I remembered that, despite my interest in local vintages, visiting the Museo del Vino I’d been surprised to see so many wines on display. At Brumas de Ayosa winery, I’d asked our guide why it was hard to find my favourite blanco afrutado (a fruity white), and he’d said that they were changing distributors. Since then I’ve noticed their brand in most places I shop.
So, where do I shop for wine?
Supermarkets: main supermarket chains stock some Canary Island wines, from Tenerife or Lanzarote, although wine is produced in all the islands, except Fuerteventura. Local chains like HiperDino and Hiper Trebol carry more than big chains like Mercadona and Lidl, perhaps for obvious reasons.
Duty Free Shops: I checked these out, they carry few local wines, and I was told, variously, that they didn’t travel very well from north to south (a nonsense) or that they were too expensive for tourist tastes. That might be true, they aren’t expensive, but you can buy cheaper, though not the same quality. Best duty free bet is on departure from Reina Sofia Airport, where there is an excellent Canarian products shop, including a big range of wines (and the banana stuff mentioned last week!).
Wine Festivals: Many towns in the south now have these, including Los Cristianos and El Médano. Held in summer, local vineyards set up stalls market style, and you buy a glass and tickets that entitle you to sample the wines. Prices may vary, but worth a visit if you see one advertised.
Farmer’s Markets: Not so much choice in farmer’s markets, because wines sold here are very small producers, but they are cheaper, and often as good as the large vineyards.

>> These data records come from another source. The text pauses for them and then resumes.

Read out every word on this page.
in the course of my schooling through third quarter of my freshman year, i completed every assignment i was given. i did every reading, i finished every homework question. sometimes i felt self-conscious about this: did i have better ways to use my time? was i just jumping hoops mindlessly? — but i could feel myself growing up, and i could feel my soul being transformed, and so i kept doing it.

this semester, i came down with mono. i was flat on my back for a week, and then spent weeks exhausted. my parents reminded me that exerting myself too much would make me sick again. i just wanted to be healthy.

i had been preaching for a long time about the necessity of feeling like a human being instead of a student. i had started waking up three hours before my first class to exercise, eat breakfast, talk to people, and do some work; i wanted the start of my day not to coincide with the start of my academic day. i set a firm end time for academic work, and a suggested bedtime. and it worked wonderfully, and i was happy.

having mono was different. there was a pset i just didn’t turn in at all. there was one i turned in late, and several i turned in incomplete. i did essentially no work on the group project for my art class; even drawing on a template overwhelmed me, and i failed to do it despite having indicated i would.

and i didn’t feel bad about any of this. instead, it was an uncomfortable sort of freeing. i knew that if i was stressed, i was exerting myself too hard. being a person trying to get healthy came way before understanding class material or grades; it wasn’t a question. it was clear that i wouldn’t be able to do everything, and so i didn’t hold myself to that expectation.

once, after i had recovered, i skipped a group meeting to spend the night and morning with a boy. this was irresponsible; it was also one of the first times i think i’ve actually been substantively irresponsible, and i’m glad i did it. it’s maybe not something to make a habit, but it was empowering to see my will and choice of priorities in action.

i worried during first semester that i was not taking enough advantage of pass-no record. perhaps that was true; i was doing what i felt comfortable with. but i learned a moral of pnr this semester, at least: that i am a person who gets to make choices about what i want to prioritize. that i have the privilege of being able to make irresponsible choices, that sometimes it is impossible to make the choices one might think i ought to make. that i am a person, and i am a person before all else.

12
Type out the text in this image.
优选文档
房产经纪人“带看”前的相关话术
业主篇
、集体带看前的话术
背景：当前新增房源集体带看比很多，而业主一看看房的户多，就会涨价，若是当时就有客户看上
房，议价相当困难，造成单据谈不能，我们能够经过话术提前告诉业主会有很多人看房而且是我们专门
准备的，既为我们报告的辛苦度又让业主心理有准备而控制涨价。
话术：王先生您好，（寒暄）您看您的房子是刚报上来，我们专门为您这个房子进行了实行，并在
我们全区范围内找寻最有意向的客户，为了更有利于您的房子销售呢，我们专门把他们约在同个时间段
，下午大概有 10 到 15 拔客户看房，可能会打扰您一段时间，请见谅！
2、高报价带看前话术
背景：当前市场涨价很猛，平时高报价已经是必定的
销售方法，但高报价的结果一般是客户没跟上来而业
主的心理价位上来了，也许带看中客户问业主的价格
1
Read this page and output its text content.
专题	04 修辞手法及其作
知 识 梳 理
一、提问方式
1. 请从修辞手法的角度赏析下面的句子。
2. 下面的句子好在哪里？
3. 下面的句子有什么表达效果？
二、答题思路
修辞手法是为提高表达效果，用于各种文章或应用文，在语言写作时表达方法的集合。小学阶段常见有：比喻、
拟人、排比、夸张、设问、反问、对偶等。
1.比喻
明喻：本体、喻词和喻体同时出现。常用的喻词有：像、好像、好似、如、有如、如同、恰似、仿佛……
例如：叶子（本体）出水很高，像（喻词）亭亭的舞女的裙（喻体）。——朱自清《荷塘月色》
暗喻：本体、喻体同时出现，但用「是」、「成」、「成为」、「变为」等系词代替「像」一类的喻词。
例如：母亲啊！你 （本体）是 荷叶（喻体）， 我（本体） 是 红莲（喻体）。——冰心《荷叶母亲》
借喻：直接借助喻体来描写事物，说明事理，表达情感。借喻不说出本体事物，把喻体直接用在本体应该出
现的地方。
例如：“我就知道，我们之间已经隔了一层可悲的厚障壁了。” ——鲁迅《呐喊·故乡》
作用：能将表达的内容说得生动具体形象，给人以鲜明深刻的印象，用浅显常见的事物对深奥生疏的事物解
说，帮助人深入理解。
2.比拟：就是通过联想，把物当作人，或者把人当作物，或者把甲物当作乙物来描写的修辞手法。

Delicatessens: these specialist shops aren’t to be found in the main resort area between Playa de las Americas and Costa Adeje, but in the towns like Los Cristianos, or inland towns like Adeje, which were here before tourism. Small shops, they carry limited stocks, but often have brands you don’t find in the bigger stores – and this is where I found the wine Andy had been told wasn’t sold in the south!
Bodegas: If you hire a car, then a trip to the source is a good idea. Some vineyards offer substantial discounts too. Brumas de Ayosa was well set up to deal with direct customers and questions about their products, even if you don’t specifically go on a tour, but remember between now (August) and New Year they are very busy!
Restaurants and Bars: Drinking local when out and about in the south is hit and miss. Resort restaurants usually stock a couple each of reds and whites, but few have a good selection, though I have been told that a big percentage of production goes to island hotels.
I can’t fathom the distribution system, the main outlets all stock the same names, so why it’s difficult to find a particular one I can’t say, but happily there is much more local wine available now in the south, and not just in the traditional outlets in the north.